The traffic lights at three different road crossings change after every 48 sec, 72 sec, and 108 sec respectively. If they all change simultaneously at 8:20:00hours, then at what time will they change again simultaneously?
okay seriously how would someone even guess we have to do this by LCM GCD method ?
It seems you need some help in understanding how $\,\rm lcm\,$ plays a role in such problems. Let's count time in seconds, relative to the starting time 8:20 when they all changed. Then light $\#1$ changes every $48$ seconds, i.e. at times $48n = 48, 96,\ldots =$ all multiples of $48,\,$ which are listed in the first row in the table below. $ $ Similarly for lights $\#2$ and $\#3$ in the $2$nd and $3$rd rows.
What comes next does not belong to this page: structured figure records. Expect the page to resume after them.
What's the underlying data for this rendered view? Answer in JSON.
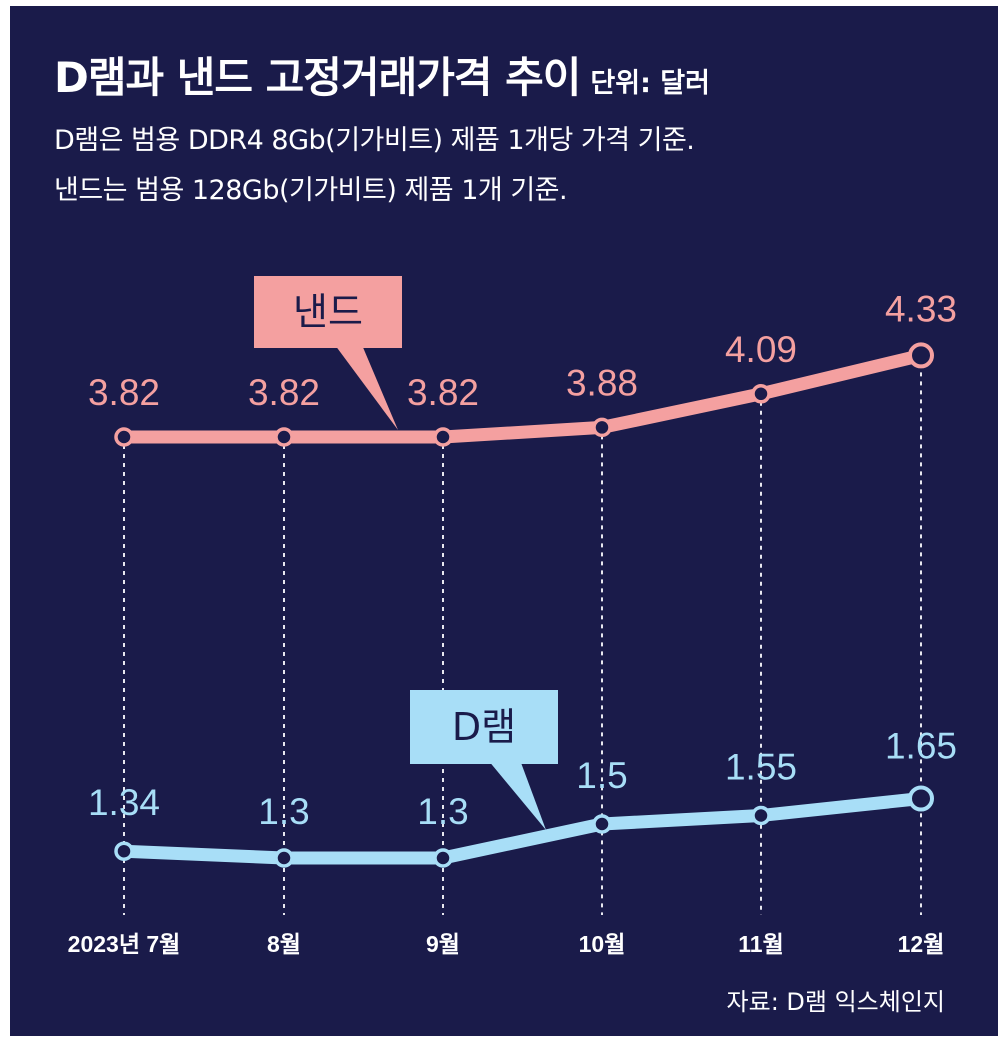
{
  "title": "D램과 낸드 고정거래가격 추이",
  "unit": "단위: 달러",
  "subtitle_lines": [
    "D램은 범용 DDR4 8Gb(기가비트) 제품 1개당 가격 기준.",
    "낸드는 범용 128Gb(기가비트) 제품 1개 기준."
  ],
  "source": "자료: D램 익스체인지",
  "colors": {
    "background": "#1a1b4a",
    "nand": "#f4a0a0",
    "dram": "#a8def7",
    "text": "#ffffff"
  },
  "chart_data": {
    "type": "line",
    "categories": [
      "2023년 7월",
      "8월",
      "9월",
      "10월",
      "11월",
      "12월"
    ],
    "series": [
      {
        "name": "낸드",
        "values": [
          3.82,
          3.82,
          3.82,
          3.88,
          4.09,
          4.33
        ],
        "data_labels": [
          "3.82",
          "3.82",
          "3.82",
          "3.88",
          "4.09",
          "4.33"
        ]
      },
      {
        "name": "D램",
        "values": [
          1.34,
          1.3,
          1.3,
          1.5,
          1.55,
          1.65
        ],
        "data_labels": [
          "1.34",
          "1.3",
          "1.3",
          "1.5",
          "1.55",
          "1.65"
        ]
      }
    ],
    "legend_placement": "callout labels above each line",
    "grid": "dotted vertical guide lines at each month"
  }
}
$$\begin{array}{|r|r|rrrrrrrr|} \hline \#1 & 48n & 48 \!&\! \!&\! 96 \!&\! \!&\! \color{#c00}{144} \!&\! 192 \!&\! \!&\! 240 \!&\! \color{#c00}{288} \!&\! \!&\! 336 \!&\! \!&\! 384 \!&\! \color{#0a0}{432} \!&\! \ldots\, \\ \hline \#2 & 72n & \!&\! 72 \!&\! \!&\! \!&\! \color{#c00}{144} \!&\! \!&\! \color{#c00}{216} \!&\! \!&\! \color{#c00}{288} \!&\! \!&\! \!&\! 360 \!&\! \!&\! \color{#0a0}{432} \!&\! \ldots\,\\ \hline \#3 & 108n \!&\! \!&\! \!&\! \!&\! 108 \!&\! \!&\! \!&\! \color{#c00}{216} \!&\! \!&\! \!&\! 324 \!&\! \!&\! \!&\! \!&\! \color{#0a0}{432} \!&\! \ldots\,\\ \hline \end{array}$$
The times when $2$ of $3$ lights change are shown in $\rm\color{#c00}{red},$ and $\rm\color{#0a0}{green}$ shows the time when all $3$ change. By construction, the number $\color{#0a0}{432}$ is a common multiple of $48, 72,108.\,$ Since no prior common multiple of all three occurs, it is their least common multiple $(\rm lcm).$
Recall, as I explained in your prior question, the $\rm lcm$ is characterized by the universal property
$${ 48,72,108\mid m\iff \overbrace{{\rm lcm}(48,72,108)}^{\large \color{#0a0}{432}}\mid m}$$
This says that the times $m$ when all $3$ change $ $ (i.e. when $m$ is a common multiple of $48,72,108),\,$ are equivalent to the times when $m$ is a multiple of their $\,{\rm lcm} = \color{#0a0}{432}.\,$ Interpreted in terms of the above table, this is true because the displayed pattern repeats if we consider the times $\!\!\pmod{\!\color{#0a0}{432}}$
here's an expansion on lulu's writing:
this took me very much more time than before bill's first comment to work out by mind when at least with computer I can compute the final time fairly fast with LCM so maybe they'd think to use it because it took them so much time otherwise.
"okay seriously how would someone even guess we have to do this by LCM GCD method ?"
If the first light blinks ever $48$ seconds then any time it blinks will be at a mmultiple of $48$. So the answer when the all blink will have to be a multiple of $48$ because those are the only times the first one blinks.
The second only blinks at a multiple of $72$ seconds. So the answer has to be a common multiple of both $48$ and $72$.
And so on. The answer has to be a common multiple of all $48$, $72$, and $108$. What is a common multiple of $48$, $72$, and $108$.
Well... notice the first light will blink at: $48, 96, 144, 192, 240, 288, 336, 384, 432, 480,......$
The second light at: $72, 144, 216, 288, 360, 432, 504, 576, 648, 720 ....$
The third at: $108, 216, 324, 432, 540, 648, 756, 864, 972, 1080 ....$
What number do they all have in common? Well.... I can see it is $432$.
Dang. That was tedious. Maybe there is an easier way to figure out what is the least common mulitple of $48, 72$ and $108$.